General Format of a Log Record
The log records have two basic parts. The first is a preamble with the date-time-stamp, the name of the host/server, and the process name (usually slapd) and its process ID (number). This is terminated by a colon and a blank character (“:”). The preamble is important because it contains the time. When bouncing around among log files, the server’s name is occasionally useful.
The second part of the log record is the actual logged data. For
normal LDAP requests (output from the STATS logging level) the data is
straightforward. Each request generates predictable and (relatively)
readable sequences of log lines. LDAP request lines start with two
keyword fields, the connection number (conn=1234), a space,
and either a file descriptor number (only on ACCEPT requests) or an
operation number (op=0).
There are three completely different types of log entries: LDAP request related entries, syncrepl processing related entries, and other interesting entries. That last category
includes records about slapd startup and shutdown and
unindexed attributes referenced in search filters.
Connections and File Descriptors
OpenLDAP creates a file ID and assigns it to a (potential) connection when it gets an ACCEPT request. ACCEPT is a request for a new connection. It sets the stage for multiple requests using that connection. ACCEPT generally performs the TLS (encryption, security) verification. In non-TLS connections, it merely triggers OpenLDAP to handle the requests.
In a TLS environment if there are certificate errors or other problems with establishing the TLS connection, you will see the conection being closed with “TLS negotiation failure”. Amazon’s AWS uses a pattern where negotiation failures are used to verify that the server is still running. It’s not uncommon for an AWS OpenLDAP server to be dominated by this pattern. # LDAP Request Related Log Entries{id=“ldap-requests”)
Requests
Once a connection is created, LDAP requests will each be given a
sequence number within the connection. The first request is
op=0, the second, op=1, and so on. An OpenLDAP
server often has several (sometimes many) requests at a time. That means
that the various log records will be intermixed. You will need to puzzle
out the sequence of a particular request by finding all the pieces and
following the request’s progress that way.

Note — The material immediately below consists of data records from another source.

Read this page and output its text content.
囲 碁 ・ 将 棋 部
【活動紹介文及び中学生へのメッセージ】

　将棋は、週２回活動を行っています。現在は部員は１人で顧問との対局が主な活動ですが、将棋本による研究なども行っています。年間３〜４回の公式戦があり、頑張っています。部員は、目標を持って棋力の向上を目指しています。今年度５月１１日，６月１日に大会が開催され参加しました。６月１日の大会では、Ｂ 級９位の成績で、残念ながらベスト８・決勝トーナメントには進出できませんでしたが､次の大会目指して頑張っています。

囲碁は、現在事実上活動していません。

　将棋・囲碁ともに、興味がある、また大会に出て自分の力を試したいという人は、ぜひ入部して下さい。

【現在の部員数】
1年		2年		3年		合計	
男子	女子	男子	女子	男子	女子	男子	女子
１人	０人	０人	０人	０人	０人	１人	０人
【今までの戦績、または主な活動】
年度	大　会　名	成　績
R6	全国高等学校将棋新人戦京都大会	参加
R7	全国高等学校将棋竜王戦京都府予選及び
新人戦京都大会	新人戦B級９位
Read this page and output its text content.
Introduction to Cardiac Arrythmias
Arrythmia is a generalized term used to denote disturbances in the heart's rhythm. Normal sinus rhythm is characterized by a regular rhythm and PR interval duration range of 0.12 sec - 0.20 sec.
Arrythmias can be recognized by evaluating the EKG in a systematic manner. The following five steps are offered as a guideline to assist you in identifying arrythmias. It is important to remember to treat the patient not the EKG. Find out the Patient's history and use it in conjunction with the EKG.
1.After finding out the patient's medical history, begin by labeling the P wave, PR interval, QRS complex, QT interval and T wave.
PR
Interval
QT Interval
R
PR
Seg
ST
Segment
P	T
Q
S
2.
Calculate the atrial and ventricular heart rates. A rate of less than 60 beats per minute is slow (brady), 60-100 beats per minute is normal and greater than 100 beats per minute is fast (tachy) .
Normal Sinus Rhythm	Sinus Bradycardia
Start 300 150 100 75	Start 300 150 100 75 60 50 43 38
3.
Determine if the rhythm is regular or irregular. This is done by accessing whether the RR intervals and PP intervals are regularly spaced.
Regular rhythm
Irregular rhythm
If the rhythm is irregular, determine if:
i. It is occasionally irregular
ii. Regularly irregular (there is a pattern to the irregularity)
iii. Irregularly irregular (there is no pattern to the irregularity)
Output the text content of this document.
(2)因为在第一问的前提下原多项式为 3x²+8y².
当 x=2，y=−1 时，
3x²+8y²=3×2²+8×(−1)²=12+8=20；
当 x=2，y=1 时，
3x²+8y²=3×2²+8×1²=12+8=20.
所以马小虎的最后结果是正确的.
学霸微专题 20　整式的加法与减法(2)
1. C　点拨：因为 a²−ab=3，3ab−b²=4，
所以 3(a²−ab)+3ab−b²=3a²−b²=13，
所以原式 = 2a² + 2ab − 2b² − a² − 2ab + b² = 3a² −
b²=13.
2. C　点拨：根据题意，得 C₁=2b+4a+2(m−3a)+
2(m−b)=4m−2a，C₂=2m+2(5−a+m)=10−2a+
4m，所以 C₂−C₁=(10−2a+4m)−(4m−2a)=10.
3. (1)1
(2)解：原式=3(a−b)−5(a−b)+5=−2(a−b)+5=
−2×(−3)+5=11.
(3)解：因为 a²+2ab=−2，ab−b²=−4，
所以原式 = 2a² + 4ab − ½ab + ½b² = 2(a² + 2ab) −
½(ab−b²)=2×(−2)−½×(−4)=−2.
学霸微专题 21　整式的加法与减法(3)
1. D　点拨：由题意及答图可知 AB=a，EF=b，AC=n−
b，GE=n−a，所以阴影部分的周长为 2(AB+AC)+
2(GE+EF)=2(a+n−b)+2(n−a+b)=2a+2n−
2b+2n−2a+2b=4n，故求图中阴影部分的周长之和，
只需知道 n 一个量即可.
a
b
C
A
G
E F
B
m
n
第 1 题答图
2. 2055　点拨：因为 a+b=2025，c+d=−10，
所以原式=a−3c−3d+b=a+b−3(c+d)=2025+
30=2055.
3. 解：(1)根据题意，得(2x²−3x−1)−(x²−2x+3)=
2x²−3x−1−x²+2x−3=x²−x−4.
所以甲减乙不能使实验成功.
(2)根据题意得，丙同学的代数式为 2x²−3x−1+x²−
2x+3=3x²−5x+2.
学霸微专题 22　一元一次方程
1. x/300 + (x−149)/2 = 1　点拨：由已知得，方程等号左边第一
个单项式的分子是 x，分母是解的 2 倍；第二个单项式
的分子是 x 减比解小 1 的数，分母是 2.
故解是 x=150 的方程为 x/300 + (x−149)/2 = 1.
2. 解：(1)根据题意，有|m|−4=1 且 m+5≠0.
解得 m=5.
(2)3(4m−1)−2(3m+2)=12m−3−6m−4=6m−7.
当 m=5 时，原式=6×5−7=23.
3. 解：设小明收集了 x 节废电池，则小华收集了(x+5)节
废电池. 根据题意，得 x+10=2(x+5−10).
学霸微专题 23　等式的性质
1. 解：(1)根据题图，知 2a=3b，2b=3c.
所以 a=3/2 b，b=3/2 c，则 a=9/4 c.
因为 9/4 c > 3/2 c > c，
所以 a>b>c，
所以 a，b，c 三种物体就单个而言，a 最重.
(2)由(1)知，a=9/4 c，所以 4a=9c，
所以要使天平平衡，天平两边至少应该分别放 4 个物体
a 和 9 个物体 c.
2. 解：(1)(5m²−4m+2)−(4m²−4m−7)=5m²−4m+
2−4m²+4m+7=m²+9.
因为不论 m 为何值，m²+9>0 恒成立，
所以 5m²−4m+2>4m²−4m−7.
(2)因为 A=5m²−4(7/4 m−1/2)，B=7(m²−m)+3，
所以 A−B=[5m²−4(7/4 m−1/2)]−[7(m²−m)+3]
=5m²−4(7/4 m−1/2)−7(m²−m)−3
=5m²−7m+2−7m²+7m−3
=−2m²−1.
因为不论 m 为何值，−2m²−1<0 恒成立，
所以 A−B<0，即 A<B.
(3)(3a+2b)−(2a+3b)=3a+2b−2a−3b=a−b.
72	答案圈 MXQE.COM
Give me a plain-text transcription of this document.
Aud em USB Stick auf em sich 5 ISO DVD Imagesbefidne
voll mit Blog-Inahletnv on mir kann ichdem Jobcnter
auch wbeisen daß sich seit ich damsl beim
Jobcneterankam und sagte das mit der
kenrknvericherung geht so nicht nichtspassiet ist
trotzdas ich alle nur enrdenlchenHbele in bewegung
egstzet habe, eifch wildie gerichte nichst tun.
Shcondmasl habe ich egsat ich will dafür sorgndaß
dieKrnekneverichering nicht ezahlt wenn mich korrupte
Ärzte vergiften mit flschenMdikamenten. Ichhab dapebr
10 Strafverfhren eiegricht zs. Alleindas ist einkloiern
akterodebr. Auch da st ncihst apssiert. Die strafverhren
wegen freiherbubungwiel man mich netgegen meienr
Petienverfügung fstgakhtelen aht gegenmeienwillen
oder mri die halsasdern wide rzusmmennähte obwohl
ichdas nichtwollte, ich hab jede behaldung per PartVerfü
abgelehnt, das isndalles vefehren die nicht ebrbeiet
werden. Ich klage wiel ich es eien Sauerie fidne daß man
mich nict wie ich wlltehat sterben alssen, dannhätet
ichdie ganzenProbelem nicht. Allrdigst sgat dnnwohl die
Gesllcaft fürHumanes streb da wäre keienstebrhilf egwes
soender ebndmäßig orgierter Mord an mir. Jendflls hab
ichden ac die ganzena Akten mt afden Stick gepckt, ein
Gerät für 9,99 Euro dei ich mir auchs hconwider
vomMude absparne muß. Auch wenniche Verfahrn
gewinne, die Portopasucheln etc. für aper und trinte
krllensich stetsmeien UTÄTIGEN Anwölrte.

The first request after ACCEPT is generally a BIND, establishing the identity of the principle requesting the service and authenticating them for use in checking permissions for subsequent requests. The most common pattern is for a connection to use the credentials established with this first BIND for those later requests.
The LDAP Request Logging Pattern
Using the BIND request’s form:
conn=1234 op=0 BIND dn="cn=bowser,ou=puppies,dc=example,dc=com" <bind method>Often there are several BIND records as OpenLDAP and the client LDAP application negotiate to establish a connection at a security level demanded by the OpenLDAP configuration’s settings.
The end of BIND processing produces a RESULT record with the same connection and operation numbers.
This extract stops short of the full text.